搗鼓了十五分鐘,眼圈還泛著微紅,但哭過的痕跡已經沒那麼明顯,溫若凝把毛巾洗乾淨,掛好,才重新把架子上的牛皮紙袋抱在懷裡。
扭開門把手,溫若凝走出衛生間,過道斜對面的牆壁,一道修長的身影倚在那裡,幾分悵然。
她抬起頭,眼裡有些錯愕,“你……怎麼站在這裡?外婆呢?”
“她回房間休息了。”周潯也站直身體,走過來低頭看著溫若凝。
他的眼睛如黑曜石般漆黑深邃,被這樣不加修飾的目光看著,溫若凝有些不自在。
目光閃爍,對視幾秒,她快速撇開臉,“哦。”
但周潯也卻抬起手捏住她的下巴,把她的臉轉回來,動作來得毫無防備,溫若凝的瞳孔都不禁微微顫抖,變得驚愕起來。
她還沒來得及開口問什麼,就聽到周潯也清冽低沉的嗓音響起:“你哭了?”
明明是疑問的語氣,但溫若凝卻聽出了肯定的意味。
她覺得自己把痕跡掩藏得很好,也不知道他怎麼發現的。
溫若凝握上他的手腕,把他的手拉下來,本來想否認,但低頭瞥見兩人左手上的婚戒,她拿著牛皮紙袋的右手捏緊一些。

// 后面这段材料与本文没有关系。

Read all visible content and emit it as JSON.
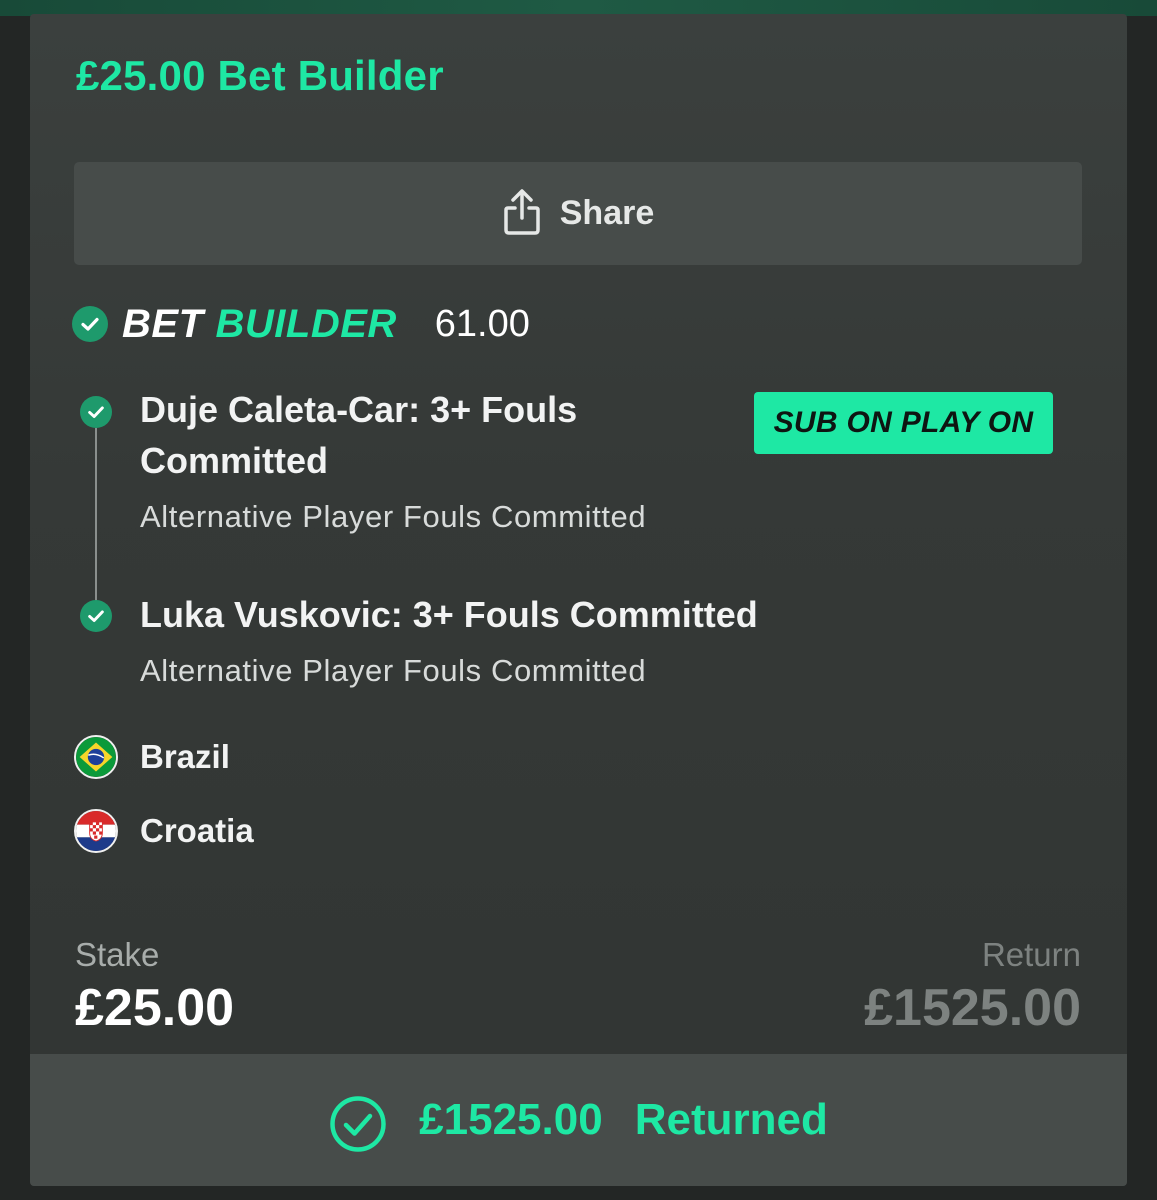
{
  "title": "£25.00 Bet Builder",
  "share": {
    "label": "Share",
    "icon": "share-icon"
  },
  "bet_builder": {
    "label_first": "BET",
    "label_second": "BUILDER",
    "odds": "61.00",
    "status_icon": "check-circle-icon"
  },
  "badge": "SUB ON PLAY ON",
  "legs": [
    {
      "title_line1": "Duje Caleta-Car: 3+ Fouls",
      "title_line2": "Committed",
      "market": "Alternative Player Fouls Committed",
      "status_icon": "check-circle-icon"
    },
    {
      "title_line1": "Luka Vuskovic: 3+ Fouls Committed",
      "market": "Alternative Player Fouls Committed",
      "status_icon": "check-circle-icon"
    }
  ],
  "teams": [
    {
      "name": "Brazil",
      "flag": "brazil-flag-icon"
    },
    {
      "name": "Croatia",
      "flag": "croatia-flag-icon"
    }
  ],
  "stake": {
    "label": "Stake",
    "value": "£25.00"
  },
  "return": {
    "label": "Return",
    "value": "£1525.00"
  },
  "result": {
    "amount": "£1525.00",
    "status": "Returned",
    "icon": "check-circle-outline-icon"
  },
  "colors": {
    "accent": "#1ee8a4",
    "check_fill": "#1e9a6c",
    "card_bg": "#353937",
    "button_bg": "#474c4a",
    "muted_text": "#7d8280"
  }
}
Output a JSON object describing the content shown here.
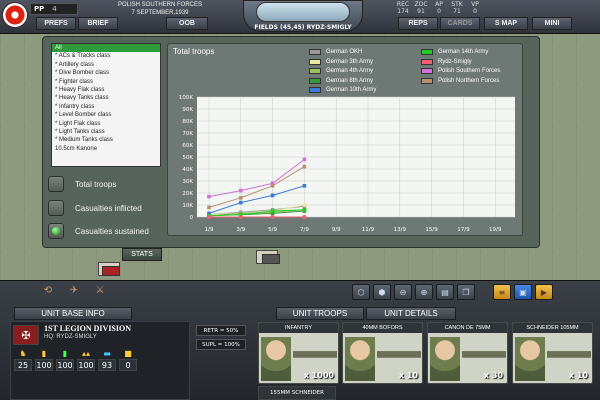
{
  "top": {
    "pp_label": "PP",
    "pp_value": "4",
    "buttons": {
      "prefs": "PREFS",
      "brief": "BRIEF",
      "oob": "OOB",
      "reps": "REPS",
      "cards": "CARDS",
      "smap": "S MAP",
      "mini": "MINI"
    },
    "title_line1": "POLISH SOUTHERN FORCES",
    "title_line2": "7 SEPTEMBER,1939",
    "hex_location": "FIELDS (45,45) RYDZ-SMIGLY",
    "stat_headers": [
      "REC",
      "ZOC",
      "AP",
      "STK",
      "VP"
    ],
    "stat_values": [
      "174",
      "91",
      "0",
      "71",
      "0"
    ]
  },
  "unit_class_list": {
    "items": [
      "All",
      "* ACs & Tracks class",
      "* Artillery class",
      "* Dive Bomber class",
      "* Fighter class",
      "* Heavy Flak class",
      "* Heavy Tanks class",
      "* Infantry class",
      "* Level Bomber class",
      "* Light Flak class",
      "* Light Tanks class",
      "* Medium Tanks class",
      "10.5cm Kanone"
    ],
    "selected_index": 0
  },
  "options": [
    {
      "label": "Total troops",
      "selected": false
    },
    {
      "label": "Casualties inflicted",
      "selected": false
    },
    {
      "label": "Casualties sustained",
      "selected": true
    }
  ],
  "stats_tab": "STATS",
  "chart_data": {
    "type": "line",
    "title": "Total troops",
    "categories": [
      "1/9",
      "3/9",
      "5/9",
      "7/9",
      "9/9",
      "11/9",
      "13/9",
      "15/9",
      "17/9",
      "19/9"
    ],
    "yticks": [
      "100K",
      "90K",
      "80K",
      "70K",
      "60K",
      "50K",
      "40K",
      "30K",
      "20K",
      "10K",
      "0"
    ],
    "ylim": [
      0,
      100000
    ],
    "grid": true,
    "series": [
      {
        "name": "German OKH",
        "color": "#9a9a9a",
        "values": [
          2000,
          4000,
          6000,
          9000
        ]
      },
      {
        "name": "German 3th Army",
        "color": "#e8e8a0",
        "values": [
          2000,
          3000,
          5000,
          10000
        ]
      },
      {
        "name": "German 4th Army",
        "color": "#a0c060",
        "values": [
          1000,
          3000,
          4000,
          6000
        ]
      },
      {
        "name": "German 8th Army",
        "color": "#3a9a3a",
        "values": [
          1000,
          2000,
          3000,
          5000
        ]
      },
      {
        "name": "German 10th Army",
        "color": "#3a7ad8",
        "values": [
          3000,
          12000,
          18000,
          26000
        ]
      },
      {
        "name": "German 14th Army",
        "color": "#22cc22",
        "values": [
          1000,
          2000,
          5000,
          6000
        ]
      },
      {
        "name": "Rydz-Smigly",
        "color": "#f06070",
        "values": [
          0,
          0,
          0,
          0
        ]
      },
      {
        "name": "Polish Southern Forces",
        "color": "#d070d8",
        "values": [
          17000,
          22000,
          28000,
          48000
        ]
      },
      {
        "name": "Polish Northern Forces",
        "color": "#b89070",
        "values": [
          8000,
          16000,
          26000,
          42000
        ]
      }
    ]
  },
  "bottom": {
    "tabs": {
      "unit_base_info": "UNIT BASE INFO",
      "unit_troops": "UNIT TROOPS",
      "unit_details": "UNIT DETAILS"
    },
    "unit_name": "1ST LEGION DIVISION",
    "unit_hq": "HQ: RYDZ-SMIGLY",
    "unit_stats": [
      "25",
      "100",
      "100",
      "100",
      "93",
      "0"
    ],
    "retr": "RETR = 50%",
    "supl": "SUPL = 100%",
    "troop_cards": [
      {
        "name": "INFANTRY",
        "count": "x 1000"
      },
      {
        "name": "40MM BOFORS",
        "count": "x 10"
      },
      {
        "name": "CANON DE 75MM",
        "count": "x 30"
      },
      {
        "name": "SCHNEIDER 105MM",
        "count": "x 10"
      }
    ],
    "extra_card": "155MM SCHNEIDER"
  }
}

又酸又澀的感覺湧上眼眶,溫若凝低下頭,幅度很小地點了兩下頭,“嗯。”
周潯也以前覺得,溫若凝就像一個沒有感情的假人,不管班裡的人鬧騰成什麼樣,但她都能置身事外,淡然看著大家,眼裡一點波瀾都沒有。
她就是一枝獨自綻放在山谷中的寒梅,嬌艷美麗,清冷孤傲,那個山谷跟別人的世界有明顯的界限,即使是余嘉瑤可能也只堪堪觸碰到邊緣。
直到剛才,他才了解到完整的溫若凝,她不是生來就是這副孤高冷漠的樣子,只是童年時有些回憶太痛苦,她就給自己的世界築起了高牆。
周潯也眼裡凝聚著一抹心疼,轉動手腕,反握住溫若凝的手,將人拉到客廳那邊,兩人在大紅木椅上坐下。
溫若凝抬起頭,午後的陽光灑在不施粉黛的臉上,皮膚潔白透亮,羽睫沾著晶瑩的淚珠在輕輕顫動,她下眼瞼的邊緣泛著紅意,瞳仁濕漉漉的。
周潯也看著她,恍惚間像是回到第一次見到溫若凝的那天,穿著白色連衣裙的少女,肩膀比現在更瘦小,哭過的眼睛很紅,楚楚可憐,讓人忍不住想保護她。
他怔了一瞬,俯身從茶几上的紙巾盒裡抽出紙巾,想給她擦擦眼角的淚水。
溫若凝敏感地往旁邊躲了一下,嘴角扯出一抹尷尬的笑,“不好意思,讓你見笑了。”
“別動。”周潯也按住她的肩膀,固執地要給她擦眼淚。
大概是因為周潯也動作有些強勢,溫若凝眸光微頓,嘴角的笑也頓時收起,沒有再躲開。
擦完眼淚,周潯也黑眸抬起,看向她時,眼裡的光又瞬間變得溫柔,“可以告訴我嗎?為什麼哭?”
“嗯?”
溫若凝移開視線,猶豫著要說不說之時,手不自覺覆上放在腿上的牛皮紙袋。